In regards to “regulation crowdfunding”, it allows individuals to invest in securities-based crowdfunding transactions that are subject to certain thresholds. This limits the amount of money that raised, requires disclosures, and establishes a regulatory framework for the intermediaries that facilitate crowdfunding transactions. Securities purchased in a crowdfunding transactions typically cannot be resold for a period of one year. Under “regulation crowdfunding’, offerings must be conducted through a platform operated by a registered broker or a funding portal.
Alternatives to Crowdfunding
Small businesses and startups can alternatively raise capital from sources that could be fairly close substitutes for or compliments crowdfunding transactions. This type if capital raising is typically conducted through unregistered securities offerings, lending from financial institutes or from friends and family. With the alternative of friends and family, small businesses and startups can raise capital which is available earlier in the lifecycle of a small business and before more formal funding options.

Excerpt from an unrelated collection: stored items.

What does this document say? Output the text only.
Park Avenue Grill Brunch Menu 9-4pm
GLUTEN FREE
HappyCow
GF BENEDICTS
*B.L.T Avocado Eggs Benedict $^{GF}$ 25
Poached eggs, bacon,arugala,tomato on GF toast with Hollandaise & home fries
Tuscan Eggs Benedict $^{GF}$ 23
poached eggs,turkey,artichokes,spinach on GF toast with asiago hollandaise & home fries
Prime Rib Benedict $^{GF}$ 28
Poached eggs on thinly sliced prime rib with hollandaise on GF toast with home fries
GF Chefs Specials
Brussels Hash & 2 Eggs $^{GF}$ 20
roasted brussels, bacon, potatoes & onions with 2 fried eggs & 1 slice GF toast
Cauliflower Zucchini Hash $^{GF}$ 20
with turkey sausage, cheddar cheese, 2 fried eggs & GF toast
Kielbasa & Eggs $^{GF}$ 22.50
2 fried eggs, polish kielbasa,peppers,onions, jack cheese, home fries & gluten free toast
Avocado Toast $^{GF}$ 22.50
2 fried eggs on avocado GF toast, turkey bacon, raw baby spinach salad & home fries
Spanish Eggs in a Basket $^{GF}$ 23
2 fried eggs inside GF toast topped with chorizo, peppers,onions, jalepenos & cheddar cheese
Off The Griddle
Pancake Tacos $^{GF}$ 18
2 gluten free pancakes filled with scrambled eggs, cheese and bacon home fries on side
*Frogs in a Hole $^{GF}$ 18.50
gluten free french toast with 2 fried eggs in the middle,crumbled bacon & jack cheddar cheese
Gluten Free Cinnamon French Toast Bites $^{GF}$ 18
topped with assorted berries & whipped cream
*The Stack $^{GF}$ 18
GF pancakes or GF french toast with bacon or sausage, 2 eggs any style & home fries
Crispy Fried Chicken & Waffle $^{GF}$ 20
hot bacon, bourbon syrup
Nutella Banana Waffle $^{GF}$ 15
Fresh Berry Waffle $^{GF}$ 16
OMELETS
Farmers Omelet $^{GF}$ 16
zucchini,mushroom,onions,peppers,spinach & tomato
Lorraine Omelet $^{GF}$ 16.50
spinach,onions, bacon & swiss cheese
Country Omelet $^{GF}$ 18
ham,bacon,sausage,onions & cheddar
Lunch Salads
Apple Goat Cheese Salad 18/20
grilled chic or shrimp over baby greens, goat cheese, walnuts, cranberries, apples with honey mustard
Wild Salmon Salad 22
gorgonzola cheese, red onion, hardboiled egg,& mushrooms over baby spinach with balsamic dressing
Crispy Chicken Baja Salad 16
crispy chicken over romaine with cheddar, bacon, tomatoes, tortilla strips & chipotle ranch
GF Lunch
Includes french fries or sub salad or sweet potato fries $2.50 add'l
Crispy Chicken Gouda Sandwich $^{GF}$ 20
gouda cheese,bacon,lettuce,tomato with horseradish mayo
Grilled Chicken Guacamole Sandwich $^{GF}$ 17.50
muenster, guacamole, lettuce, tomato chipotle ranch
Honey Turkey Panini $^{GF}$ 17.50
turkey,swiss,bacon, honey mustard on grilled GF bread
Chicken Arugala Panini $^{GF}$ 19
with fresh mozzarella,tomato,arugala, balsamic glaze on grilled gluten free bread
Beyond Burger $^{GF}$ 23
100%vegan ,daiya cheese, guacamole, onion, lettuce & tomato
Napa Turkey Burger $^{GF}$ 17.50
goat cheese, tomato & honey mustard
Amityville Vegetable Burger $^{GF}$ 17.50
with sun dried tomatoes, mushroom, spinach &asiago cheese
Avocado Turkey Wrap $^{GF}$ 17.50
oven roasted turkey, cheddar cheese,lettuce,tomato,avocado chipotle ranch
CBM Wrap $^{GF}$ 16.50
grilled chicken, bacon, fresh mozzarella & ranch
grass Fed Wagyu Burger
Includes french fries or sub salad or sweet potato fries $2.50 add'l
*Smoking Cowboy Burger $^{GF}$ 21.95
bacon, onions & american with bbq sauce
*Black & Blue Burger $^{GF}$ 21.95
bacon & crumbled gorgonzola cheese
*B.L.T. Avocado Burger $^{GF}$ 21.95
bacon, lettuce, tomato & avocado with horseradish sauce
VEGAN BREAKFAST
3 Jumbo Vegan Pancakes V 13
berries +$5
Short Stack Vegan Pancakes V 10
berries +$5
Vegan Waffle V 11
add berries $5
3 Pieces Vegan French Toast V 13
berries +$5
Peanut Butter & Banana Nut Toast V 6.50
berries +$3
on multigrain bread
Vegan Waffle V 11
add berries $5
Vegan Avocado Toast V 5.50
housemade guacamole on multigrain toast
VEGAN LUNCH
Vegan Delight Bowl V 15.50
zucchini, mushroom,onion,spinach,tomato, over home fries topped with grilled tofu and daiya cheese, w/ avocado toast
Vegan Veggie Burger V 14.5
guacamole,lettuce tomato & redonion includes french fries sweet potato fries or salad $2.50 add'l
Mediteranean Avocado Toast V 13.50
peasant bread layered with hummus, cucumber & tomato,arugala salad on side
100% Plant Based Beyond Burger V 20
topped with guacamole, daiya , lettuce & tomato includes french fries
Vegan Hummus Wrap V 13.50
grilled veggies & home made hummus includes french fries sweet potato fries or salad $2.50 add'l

Small businesses and startups might also seek loans from financial institutions, although the rate of banks lending to small business has fallen over the last ten years. Another source of financial is peer-to-peer lending. There are also various loan guarantee programs through the Small Business Administration (SBA), which can make credit more accessible. At the other end of the spectrum are angel investors and venture capitalists from which small businesses and start-ups might seek funding.
Crowdfunding Good or Bad
Technology and innovation have driven the growth of alternative models of small business and startup fund raising. Studies have shown that online lenders have doubled every year and several models have emerged. Crowdfunding in the US is an array of lending, donation, reward, royalty, equity and hybrid-based. Regardless, small business and startups still have a very high rate of failure. The JOBS Act was designed to help drive the formation of online capital. Unfortunately, so far, many say the results have been disappointing.